PEGs come in different forms, using different numbers at different places. So if you want to do comparisons between stocks, be sure you're using comparable numbers. This is best achieved by using a single Web site.
The Motley Fool lets you do the calculating with its "PEGulator," and, with a lot of clicking, guides you to the numbers necessary to fill in the PEGulator blanks (go to fool.com.
You can go one step further using the calculator at StockSelector.com (go to old.stockselector.com/pegvalue). If you plug in the stock symbol, it figures what the stock price ought to be to produce a PEG of 1, and tells you how far away that price is from a stock's current price.
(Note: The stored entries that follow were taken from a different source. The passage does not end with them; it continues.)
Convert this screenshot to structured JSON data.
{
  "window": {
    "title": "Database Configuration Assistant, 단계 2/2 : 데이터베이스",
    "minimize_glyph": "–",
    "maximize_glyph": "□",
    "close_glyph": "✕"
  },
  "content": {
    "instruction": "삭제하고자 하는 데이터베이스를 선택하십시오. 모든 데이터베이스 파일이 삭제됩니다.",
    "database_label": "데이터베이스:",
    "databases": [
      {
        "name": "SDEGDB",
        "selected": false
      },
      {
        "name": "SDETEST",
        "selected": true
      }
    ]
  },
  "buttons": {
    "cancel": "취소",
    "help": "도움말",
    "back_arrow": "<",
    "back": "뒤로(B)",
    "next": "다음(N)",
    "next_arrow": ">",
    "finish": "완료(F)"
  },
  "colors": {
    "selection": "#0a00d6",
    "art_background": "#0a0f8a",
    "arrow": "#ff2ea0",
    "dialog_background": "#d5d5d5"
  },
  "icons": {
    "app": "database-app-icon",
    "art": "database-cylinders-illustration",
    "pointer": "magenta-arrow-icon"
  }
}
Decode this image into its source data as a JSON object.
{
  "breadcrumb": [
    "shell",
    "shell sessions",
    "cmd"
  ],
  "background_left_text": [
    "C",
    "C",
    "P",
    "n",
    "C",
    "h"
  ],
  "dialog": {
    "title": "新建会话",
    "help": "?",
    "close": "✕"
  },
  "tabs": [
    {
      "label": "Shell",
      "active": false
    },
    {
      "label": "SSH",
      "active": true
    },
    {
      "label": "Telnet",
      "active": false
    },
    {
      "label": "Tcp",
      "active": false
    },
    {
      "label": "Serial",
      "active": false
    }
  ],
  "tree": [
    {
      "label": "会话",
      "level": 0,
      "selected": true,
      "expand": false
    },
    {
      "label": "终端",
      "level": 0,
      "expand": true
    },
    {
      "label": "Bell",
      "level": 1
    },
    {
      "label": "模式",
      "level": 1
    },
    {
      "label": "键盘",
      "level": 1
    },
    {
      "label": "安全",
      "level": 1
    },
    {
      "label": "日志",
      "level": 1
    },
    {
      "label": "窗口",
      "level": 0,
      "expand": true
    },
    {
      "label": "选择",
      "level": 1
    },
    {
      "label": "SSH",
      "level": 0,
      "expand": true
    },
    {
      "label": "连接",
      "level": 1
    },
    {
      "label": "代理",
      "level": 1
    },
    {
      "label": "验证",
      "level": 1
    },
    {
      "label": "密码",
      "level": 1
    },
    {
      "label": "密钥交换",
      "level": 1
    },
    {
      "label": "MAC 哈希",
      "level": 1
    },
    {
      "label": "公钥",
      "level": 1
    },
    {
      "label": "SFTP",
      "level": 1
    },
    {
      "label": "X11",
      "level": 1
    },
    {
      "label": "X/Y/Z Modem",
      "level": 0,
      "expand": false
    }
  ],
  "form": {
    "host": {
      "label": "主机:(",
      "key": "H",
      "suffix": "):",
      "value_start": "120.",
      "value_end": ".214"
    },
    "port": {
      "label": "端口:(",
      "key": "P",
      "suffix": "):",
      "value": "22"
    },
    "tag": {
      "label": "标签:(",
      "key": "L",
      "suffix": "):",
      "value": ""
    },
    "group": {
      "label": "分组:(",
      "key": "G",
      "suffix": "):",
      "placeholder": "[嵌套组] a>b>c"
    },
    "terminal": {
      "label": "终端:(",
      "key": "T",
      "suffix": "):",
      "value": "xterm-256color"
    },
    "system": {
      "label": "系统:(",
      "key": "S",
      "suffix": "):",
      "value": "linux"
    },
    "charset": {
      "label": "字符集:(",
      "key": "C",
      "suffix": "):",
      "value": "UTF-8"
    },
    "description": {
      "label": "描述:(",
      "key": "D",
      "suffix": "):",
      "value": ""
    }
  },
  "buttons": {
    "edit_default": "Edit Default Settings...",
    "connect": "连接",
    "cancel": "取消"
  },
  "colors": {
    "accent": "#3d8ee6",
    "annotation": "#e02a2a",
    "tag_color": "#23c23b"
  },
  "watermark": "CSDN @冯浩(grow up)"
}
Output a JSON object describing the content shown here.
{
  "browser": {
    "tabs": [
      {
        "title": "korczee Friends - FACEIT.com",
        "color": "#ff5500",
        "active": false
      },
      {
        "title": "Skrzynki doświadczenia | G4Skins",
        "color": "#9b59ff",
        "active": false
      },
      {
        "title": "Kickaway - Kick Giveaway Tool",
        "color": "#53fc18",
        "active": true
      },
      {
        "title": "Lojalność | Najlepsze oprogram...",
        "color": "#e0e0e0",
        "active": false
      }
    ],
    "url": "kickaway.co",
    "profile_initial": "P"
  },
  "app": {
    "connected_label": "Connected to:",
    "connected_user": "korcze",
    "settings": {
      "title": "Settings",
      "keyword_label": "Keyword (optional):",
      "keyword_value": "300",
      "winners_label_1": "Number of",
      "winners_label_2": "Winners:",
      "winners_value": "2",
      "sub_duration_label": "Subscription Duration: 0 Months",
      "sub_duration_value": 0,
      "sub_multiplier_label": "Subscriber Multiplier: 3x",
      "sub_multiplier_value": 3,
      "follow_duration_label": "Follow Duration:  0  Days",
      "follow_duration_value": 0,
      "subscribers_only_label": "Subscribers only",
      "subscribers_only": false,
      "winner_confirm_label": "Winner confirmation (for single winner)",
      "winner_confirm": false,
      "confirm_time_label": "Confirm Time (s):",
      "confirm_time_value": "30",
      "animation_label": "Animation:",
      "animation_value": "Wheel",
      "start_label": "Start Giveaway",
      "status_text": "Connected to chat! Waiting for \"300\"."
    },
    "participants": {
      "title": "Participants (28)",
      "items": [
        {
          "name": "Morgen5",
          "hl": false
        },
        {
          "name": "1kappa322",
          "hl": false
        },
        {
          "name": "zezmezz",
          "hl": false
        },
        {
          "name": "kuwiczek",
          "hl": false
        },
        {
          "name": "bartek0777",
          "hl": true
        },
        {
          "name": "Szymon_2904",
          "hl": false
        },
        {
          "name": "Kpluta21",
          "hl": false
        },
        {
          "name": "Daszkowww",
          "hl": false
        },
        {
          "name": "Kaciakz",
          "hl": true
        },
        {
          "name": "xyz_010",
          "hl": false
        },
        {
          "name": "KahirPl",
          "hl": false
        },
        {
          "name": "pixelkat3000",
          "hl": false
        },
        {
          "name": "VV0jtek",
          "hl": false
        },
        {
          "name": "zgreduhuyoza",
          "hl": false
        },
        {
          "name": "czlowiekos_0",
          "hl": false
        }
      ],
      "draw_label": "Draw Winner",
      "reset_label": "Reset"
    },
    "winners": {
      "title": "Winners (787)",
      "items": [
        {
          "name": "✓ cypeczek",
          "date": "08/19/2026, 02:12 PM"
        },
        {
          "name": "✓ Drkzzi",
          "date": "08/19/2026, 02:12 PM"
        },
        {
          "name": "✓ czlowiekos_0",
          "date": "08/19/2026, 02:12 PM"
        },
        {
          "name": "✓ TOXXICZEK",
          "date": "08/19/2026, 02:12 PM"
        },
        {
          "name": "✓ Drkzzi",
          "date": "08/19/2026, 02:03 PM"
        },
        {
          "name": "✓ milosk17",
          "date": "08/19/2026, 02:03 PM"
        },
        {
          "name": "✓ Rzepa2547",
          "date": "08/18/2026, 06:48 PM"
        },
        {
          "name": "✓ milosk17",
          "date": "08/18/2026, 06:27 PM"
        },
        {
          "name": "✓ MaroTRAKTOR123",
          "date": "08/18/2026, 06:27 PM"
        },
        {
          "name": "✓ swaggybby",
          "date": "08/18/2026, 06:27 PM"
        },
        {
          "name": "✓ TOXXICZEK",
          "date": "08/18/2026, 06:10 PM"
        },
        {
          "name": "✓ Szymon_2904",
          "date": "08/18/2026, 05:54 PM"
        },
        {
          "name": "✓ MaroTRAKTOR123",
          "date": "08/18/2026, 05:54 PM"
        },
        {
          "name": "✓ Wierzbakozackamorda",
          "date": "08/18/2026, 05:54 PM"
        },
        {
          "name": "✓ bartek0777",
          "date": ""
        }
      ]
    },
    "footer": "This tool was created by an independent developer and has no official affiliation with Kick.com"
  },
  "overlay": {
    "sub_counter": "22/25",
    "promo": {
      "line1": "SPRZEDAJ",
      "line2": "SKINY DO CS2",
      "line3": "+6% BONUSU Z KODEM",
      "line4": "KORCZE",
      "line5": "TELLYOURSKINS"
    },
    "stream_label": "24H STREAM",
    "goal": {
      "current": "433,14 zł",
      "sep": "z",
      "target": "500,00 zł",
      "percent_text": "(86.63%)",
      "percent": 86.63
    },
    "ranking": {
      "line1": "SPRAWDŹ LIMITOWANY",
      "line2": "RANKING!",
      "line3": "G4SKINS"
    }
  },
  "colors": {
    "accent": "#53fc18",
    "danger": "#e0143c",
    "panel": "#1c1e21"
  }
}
That calculator told me, for example, that EMC was priced roughly 70 percent higher than "fair"; Intel, at $42, about 13 percent higher; Motorola, 5 percent higher; Cisco, 52 percent higher.
Some examples of stocks significantly below the magic 1, according to this calculator, were Boston Scientific (BSX, 77.9 percent below "fair"), RF Micro Devices (RFMD, 34 percent), General Motors (GM, 26 percent), Tellabs (TLAB, 36 percent), Alcoa (AA, 43 percent) and Caterpillar (CAT, 17 percent.)
Now it's caveat time.
I mention these companies only as examples, not as recommendations to buy or sell.
PEG ratios are no better than the numbers that form them, which include estimates of earnings growth, which can turn out to be much too high or much too low. The further out the estimate, the less predictable the growth rate.
PEGs are less useful in industries such as banking and real estate. They are utterly useless for companies with no earnings.
The PEG ratio, like the P/E ratio, is merely a help, not an answer. It's for those moments when you're thinking, "Wow. This stock hasn't been down this low in two years. What a bargain!"
Nor does being priced at a bargain mean it's necessarily a value.
Companies have problems that are not necessarily quantifiable--litigation problems, management problems, execution problems--that can account for price decline but leave earnings projections unaffected.
Finally, no number, nor any collection of numbers, nor whole books of numbers, nothing, can predict future performance.